Controlling energy demand instead of supply could help solve the problems of variability associated with wind power, according to new research. In the case of Portugal, it was estimated that measures to reduce electricity demand could reduce peak consumption by 17.4 per cent in 2020.
The European Commission has set Europe the target of generating 20 per cent of energy from renewable sources1 by 2020. Portugal's target is 31 per cent and to achieve this it has planned to install additional renewable generation, mainly in the form of wind power. It aims to reach 5700 MW of wind-powered generation by 2012 and 8000 MW by 2020.
If this large scale share of wind power is to occur, there must also be measures to compensate for the variability and randomness of supply. For example, wind output varies between summer and winter, but variations also happen on an hourly basis. Much wind generation occurs when energy use is low, during the night, and is not necessarily high during peak load hours when the public is using the most electricity, during daytime working hours and early evening.

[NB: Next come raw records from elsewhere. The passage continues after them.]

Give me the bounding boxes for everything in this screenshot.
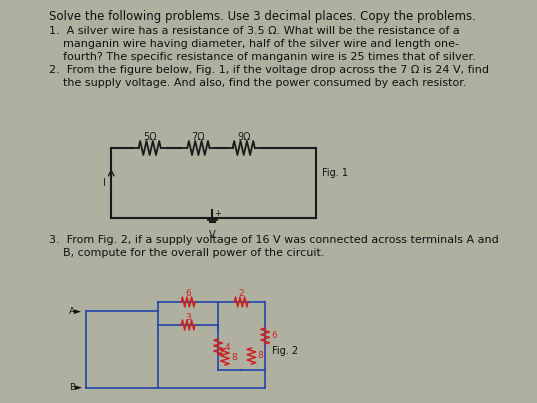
Text: 7Ω: 7Ω: [192, 132, 205, 142]
Text: 6: 6: [185, 289, 191, 299]
Text: +: +: [214, 208, 221, 218]
Text: the supply voltage. And also, find the power consumed by each resistor.: the supply voltage. And also, find the p…: [49, 78, 466, 88]
Text: fourth? The specific resistance of manganin wire is 25 times that of silver.: fourth? The specific resistance of manga…: [49, 52, 475, 62]
Text: A►: A►: [69, 307, 82, 316]
Text: 1.  A silver wire has a resistance of 3.5 Ω. What will be the resistance of a: 1. A silver wire has a resistance of 3.5…: [49, 26, 460, 36]
Text: 2.  From the figure below, Fig. 1, if the voltage drop across the 7 Ω is 24 V, f: 2. From the figure below, Fig. 1, if the…: [49, 65, 489, 75]
Text: V: V: [209, 230, 215, 240]
Text: Solve the following problems. Use 3 decimal places. Copy the problems.: Solve the following problems. Use 3 deci…: [49, 10, 476, 23]
Text: 4: 4: [224, 343, 230, 351]
Text: 8: 8: [231, 353, 237, 361]
Text: 8: 8: [257, 351, 263, 361]
Text: B, compute for the overall power of the circuit.: B, compute for the overall power of the …: [49, 248, 324, 258]
Text: B►: B►: [69, 384, 82, 393]
Text: 3.  From Fig. 2, if a supply voltage of 16 V was connected across terminals A an: 3. From Fig. 2, if a supply voltage of 1…: [49, 235, 498, 245]
Text: 3: 3: [185, 312, 191, 322]
Text: manganin wire having diameter, half of the silver wire and length one-: manganin wire having diameter, half of t…: [49, 39, 459, 49]
Text: 6: 6: [271, 332, 277, 341]
Text: 2: 2: [238, 289, 244, 299]
Text: I: I: [103, 178, 106, 188]
Text: 9Ω: 9Ω: [237, 132, 250, 142]
Text: Fig. 2: Fig. 2: [272, 346, 298, 356]
Text: 5Ω: 5Ω: [143, 132, 156, 142]
Text: Fig. 1: Fig. 1: [322, 168, 347, 178]
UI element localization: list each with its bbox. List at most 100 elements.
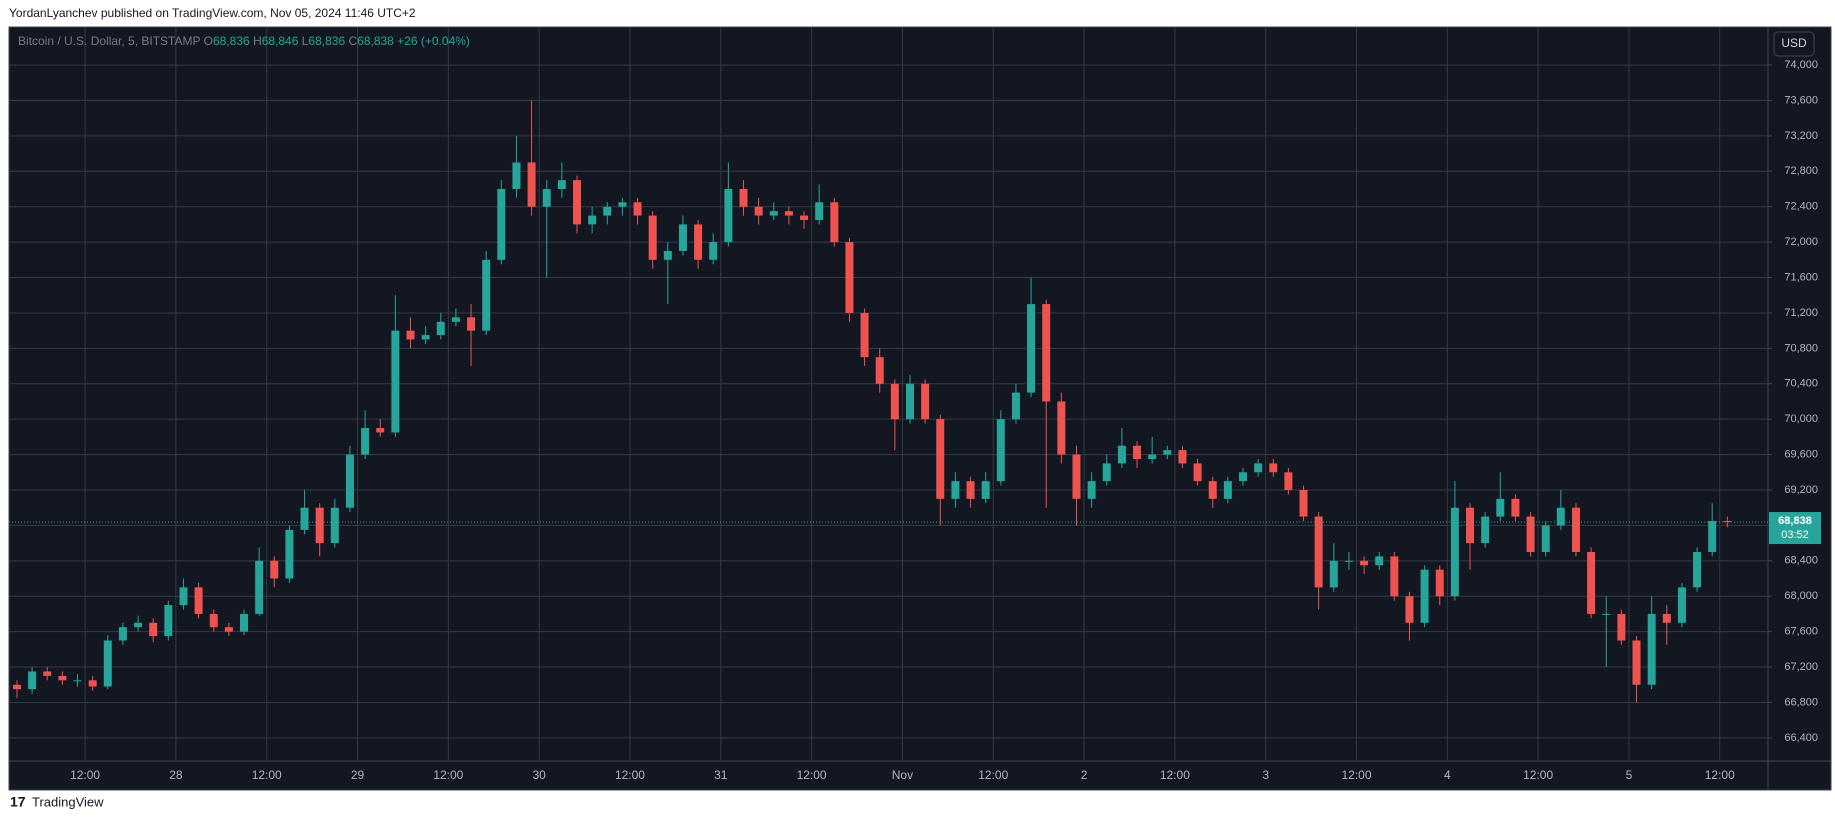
- candle-body: [1466, 507, 1475, 544]
- candle-body: [1390, 556, 1399, 597]
- candle-body: [1299, 489, 1308, 517]
- candle-body: [633, 202, 642, 216]
- candle-body: [648, 215, 657, 260]
- candle-body: [527, 162, 536, 207]
- candle-body: [936, 419, 945, 499]
- candle-body: [1011, 392, 1020, 420]
- x-tick-label: 12:00: [1341, 768, 1371, 782]
- candle-body: [118, 627, 127, 641]
- x-tick-label: 12:00: [797, 768, 827, 782]
- candle-body: [1223, 481, 1232, 499]
- candle-body: [830, 202, 839, 243]
- x-tick-label: 12:00: [1160, 768, 1190, 782]
- legend-value: 68,838: [357, 34, 394, 48]
- candle-body: [1344, 560, 1353, 562]
- candle-body: [285, 529, 294, 579]
- candle-body: [663, 250, 672, 260]
- candle-body: [1375, 556, 1384, 566]
- currency[interactable]: USD: [1781, 36, 1807, 50]
- header: YordanLyanchev published on TradingView.…: [9, 6, 416, 20]
- candle-body: [1254, 463, 1263, 473]
- candle-body: [754, 206, 763, 216]
- y-tick-label: 67,200: [1784, 661, 1818, 673]
- legend-label: L: [302, 34, 309, 48]
- candle-body: [739, 189, 748, 207]
- x-tick-label: 12:00: [1705, 768, 1735, 782]
- legend-label: O: [204, 34, 213, 48]
- candle-body: [1481, 516, 1490, 544]
- x-tick-label: Nov: [892, 768, 913, 782]
- y-tick-label: 70,800: [1784, 342, 1818, 354]
- candle-body: [573, 180, 581, 225]
- x-tick-label: 12:00: [70, 768, 100, 782]
- candle-body: [1072, 454, 1081, 499]
- candle-body: [1148, 454, 1157, 460]
- candle-body: [1178, 450, 1187, 464]
- candle-body: [1708, 520, 1717, 552]
- candle-body: [43, 671, 52, 676]
- candle-body: [1042, 304, 1051, 402]
- x-tick-label: 3: [1262, 768, 1269, 782]
- candle-body: [240, 613, 249, 632]
- candle-body: [149, 622, 158, 637]
- candle-body: [1435, 569, 1444, 597]
- candle-body: [1420, 569, 1429, 623]
- candles: [12, 100, 1732, 703]
- candle-body: [981, 481, 990, 499]
- chart-panel: [8, 26, 1832, 791]
- y-tick-label: 68,400: [1784, 555, 1818, 567]
- candle-body: [618, 202, 627, 207]
- candle-body: [1693, 551, 1702, 588]
- y-tick-label: 72,000: [1784, 236, 1818, 248]
- candle-body: [694, 224, 703, 260]
- currency-button[interactable]: [1773, 31, 1815, 57]
- candle-body: [1723, 520, 1732, 523]
- candle-body: [421, 335, 430, 340]
- candle-body: [860, 312, 869, 358]
- candle-body: [406, 330, 415, 340]
- candle-body: [724, 189, 733, 243]
- candle-body: [1541, 525, 1550, 552]
- candle-body: [1314, 516, 1323, 588]
- candle-body: [1571, 507, 1580, 552]
- candle-body: [467, 317, 476, 331]
- candle-body: [134, 622, 143, 628]
- y-tick-label: 73,200: [1784, 130, 1818, 142]
- candle-body: [512, 162, 521, 190]
- candle-body: [1647, 613, 1656, 685]
- legend-label: C: [348, 34, 357, 48]
- legend: Bitcoin / U.S. Dollar, 5, BITSTAMP O 68,8…: [18, 34, 470, 48]
- candle-body: [966, 481, 975, 499]
- candle-body: [300, 507, 309, 530]
- candle-body: [784, 211, 793, 216]
- y-tick-label: 68,000: [1784, 590, 1818, 602]
- x-tick-label: 30: [532, 768, 546, 782]
- candle-body: [28, 671, 37, 690]
- candle-body: [1496, 498, 1505, 517]
- candle-body: [890, 383, 899, 420]
- y-tick-label: 71,600: [1784, 271, 1818, 283]
- candle-body: [557, 180, 566, 190]
- candle-body: [996, 419, 1005, 482]
- legend-value: 68,836: [308, 34, 345, 48]
- candle-body: [1632, 640, 1641, 685]
- y-tick-label: 72,400: [1784, 201, 1818, 213]
- candle-body: [1057, 401, 1066, 455]
- candle-body: [709, 242, 718, 260]
- x-tick-label: 29: [351, 768, 365, 782]
- candle-body: [542, 189, 551, 207]
- legend-value: 68,846: [262, 34, 299, 48]
- candle-body: [345, 454, 354, 508]
- symbol: Bitcoin / U.S. Dollar, 5, BITSTAMP: [18, 34, 200, 48]
- y-tick-label: 66,400: [1784, 732, 1818, 744]
- candle-body: [1360, 560, 1369, 566]
- candle-body: [361, 428, 370, 455]
- countdown: 03:52: [1781, 529, 1809, 541]
- candle-body: [73, 680, 82, 682]
- candle-body: [1602, 613, 1611, 615]
- candle-body: [436, 321, 445, 336]
- x-tick-label: 31: [714, 768, 728, 782]
- x-tick-label: 12:00: [1523, 768, 1553, 782]
- candle-body: [815, 202, 824, 220]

Traditionally researchers have looked into solving this problem by focusing on the supply side, such as energy storage options and connecting grids together to compensate for dips in electricity.
Demand management looks at the other side of the equation and tries to control the use of electricity. This can be either through changes in appliances, such as replacing inefficient fridges or incandescent lamps, or through measures that encourage reductions in electricity use at peak consumption times. For example, technologies that communicate to customers in real time the increasing price of energy at times of peak load, allowing them to manage their energy use and save money.
The study estimated electricity consumption throughout a workday in Portugal in January 2020 under two scenarios: firstly if business continued as usual, with a consumption increase of 3 per cent per year, and secondly, if measures were implemented to reduce demand by 1 per cent per year.
By estimating the impact of the individual demand-side measures, such as replacing fridges and light bulbs, it estimated that efficiency measures could reduce consumption at times of peak load in the day by 13 per cent in 2020. This impact would come at a cost of EUR0.0023 per KWh.
If measures that allow customers to control their usage were also considered, the reduction in peak load consumption was estimated to be 17.4 per cent in 2020.
The results indicated that if peak consumption is reduced by demand management then wind power has a much better chance of supplying the needs of the country. Wind power would then be more likely to contribute significantly to helping reach the targets that Portugal has set for the proportion of electricity produced from renewables.